Douglas Grant, Group CEO of Manx Financial Group PLC, said: “Today’s GDP data indicates a contraction in Q3 2022 after a year of sluggish growth and a significant downgrade from the 1% growth forecast in the summer. This year has bought a stormy and turbulent environment for SMEs and this announcement does little to shed a light on when conditions will improve. On top of unprecedented market volatility seen in this quarter, the disappointing GDP figure will compound the worst effects of rising inflation and the energy crisis businesses will face this coming winter. We believe that demand for liquidity support in the UK is going to soar to levels seen at the onset of Covid lockdowns as firms desperately seek vital capital.
“There is plenty to be done at the governmental level to help SMEs, the backbone of the UK economy, weather these stormy conditions. Our research recently revealed that 22% of UK SMEs that needed external finance and/or capital over the last two years were unable to access it. Indeed, more than a quarter have had to stop or pause an area of their business because of a lack of finance. SMEs continue to struggle with accessing finance and that worryingly, this lack of availability is costing them and the UK economy growth opportunities at a time when it is needed the most. The amount of growth that is being sacrificed is significant and will require new solutions which are designed to address this funding gap.

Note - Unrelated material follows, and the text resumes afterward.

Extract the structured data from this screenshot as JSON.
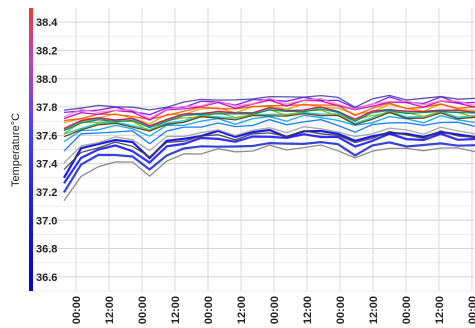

“For some time, we have been calling for a sector focused permanent government-backed loan scheme which brings together both traditional and alternative lenders to guarantee the future of our SMEs. As the government looks for other ways to power the economy’s resurgence, the importance of a permanent scheme should not be understated, it could act as the fundamental difference between make or break for many companies, and in turn, our economy. We very much hope this is something that becomes a reality.”
Sophie Lund-Yates, Lead Equity Analyst at Hargreaves Lansdown: “UK recession is looking more likely as the economy shrank 0.2% in the three months to September. This essentially means we’re more firmly on track to be in a recession by the end of the year. The most notable downturns came from a slowing in the services sector, driven by a fall in consumer facing services. Production also fell sharply. The stark takeaway is that real household spending dropped 0.5%. This points to the tangible consequences of the cost-of-living crisis and is a trend likely to get worse before it gets better. It also has serious ramifications for companies relying on consumers spending on a discretionary basis.
“At the same time, we’re living in a topsy turvy land where bad economic news is likely to be taken well by markets. If economies show signs of slowing down, it means inflation has a better chance of petering out, which in turn means policy makers won’t be forced to keep interest rate hikes as aggressive, or keep tightening programmes going for as long. With that said, while the UK’s GDP did shrink, it was by less than expected. So, the jury’s likely to be out on whether this has been a deep enough dip to allay inflation fears just yet.”